カブドットコム、モバイルデータ通信サービスで移動営業所のネット環境を整備
ネット証券のカブドットコムは、対面営業の強化に備え、車両による移動営業所で証券窓口サービスを展開している。この営業所のインターネット環境の構築に、IIJのモバイルデータ通信サービスを採用した。
インターネット証券のカブドットコム証券は、対面営業の強化を目指し、車両を活用した移動営業所を活用して、証券窓口サービスの全国展開を10月10日に開始した。利用者は、信用口座やFX口座などを開設できる。
同車両では、インターネットイニシアティブ(IIJ)のモバイルデータ通信サービスを採用し、ネットワークインフラを構築している。サービスを提供したIIJが10月20日に発表した。
カブドットコムは、移動営業所内にデータ通信カードを接続したアダプタを設置し、最大7.2Mbpsのインターネット接続環境を構築した。
ネットワークの初期設定は、3Gのモバイル通信網を介すことで自動で完了できる。アダプタの設定情報はIIJのネットワーク上にあるサーバで集中管理する。移動営業所内からは設定を変えられないため、不正による設定変更を回避できる。電源がオフになるとすべての設定が初期業態に戻るため、アダプタを盗まれてもネットワーク情報は持ち出されない。
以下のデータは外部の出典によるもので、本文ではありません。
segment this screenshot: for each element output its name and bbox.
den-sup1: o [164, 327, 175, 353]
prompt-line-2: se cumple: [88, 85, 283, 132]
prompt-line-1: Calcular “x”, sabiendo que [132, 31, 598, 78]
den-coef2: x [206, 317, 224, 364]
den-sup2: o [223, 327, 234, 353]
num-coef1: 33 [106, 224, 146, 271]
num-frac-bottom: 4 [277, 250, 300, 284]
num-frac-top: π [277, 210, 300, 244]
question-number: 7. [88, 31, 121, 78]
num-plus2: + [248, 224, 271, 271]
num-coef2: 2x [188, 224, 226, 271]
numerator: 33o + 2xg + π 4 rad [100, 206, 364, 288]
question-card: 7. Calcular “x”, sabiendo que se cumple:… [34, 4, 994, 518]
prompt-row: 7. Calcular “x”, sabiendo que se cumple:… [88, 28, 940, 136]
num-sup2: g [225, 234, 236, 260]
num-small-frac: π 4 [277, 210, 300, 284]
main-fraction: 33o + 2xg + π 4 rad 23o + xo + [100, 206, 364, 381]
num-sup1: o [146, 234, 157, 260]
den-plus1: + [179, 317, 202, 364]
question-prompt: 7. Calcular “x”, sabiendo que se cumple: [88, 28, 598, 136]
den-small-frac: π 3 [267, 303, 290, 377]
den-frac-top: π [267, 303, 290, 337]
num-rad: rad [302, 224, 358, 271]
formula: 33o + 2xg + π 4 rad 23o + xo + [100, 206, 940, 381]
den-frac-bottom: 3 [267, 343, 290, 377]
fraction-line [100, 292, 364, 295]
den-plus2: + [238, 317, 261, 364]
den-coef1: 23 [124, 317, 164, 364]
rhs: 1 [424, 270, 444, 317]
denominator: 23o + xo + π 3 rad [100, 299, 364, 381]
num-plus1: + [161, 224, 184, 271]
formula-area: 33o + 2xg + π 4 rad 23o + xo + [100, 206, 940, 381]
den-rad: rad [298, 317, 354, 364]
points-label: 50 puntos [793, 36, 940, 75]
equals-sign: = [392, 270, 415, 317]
同社は、3G/HSDPA網による法人向けモバイルデータ通信サービス「IIJモバイル」と集中管理型ネットワークサービスマネジメントサービス「IIJ SMF sxサービス」を組み合わせて、ネットワーク環境を構築した。
カブドットコムは、株券電子化に先立ち、これまで対面営業ができなかった顧客への営業活動の強化を目指し、移動営業所による顧客向け証券窓口サービスを始めた。株式市況の情報をリアルタイムに提供できる。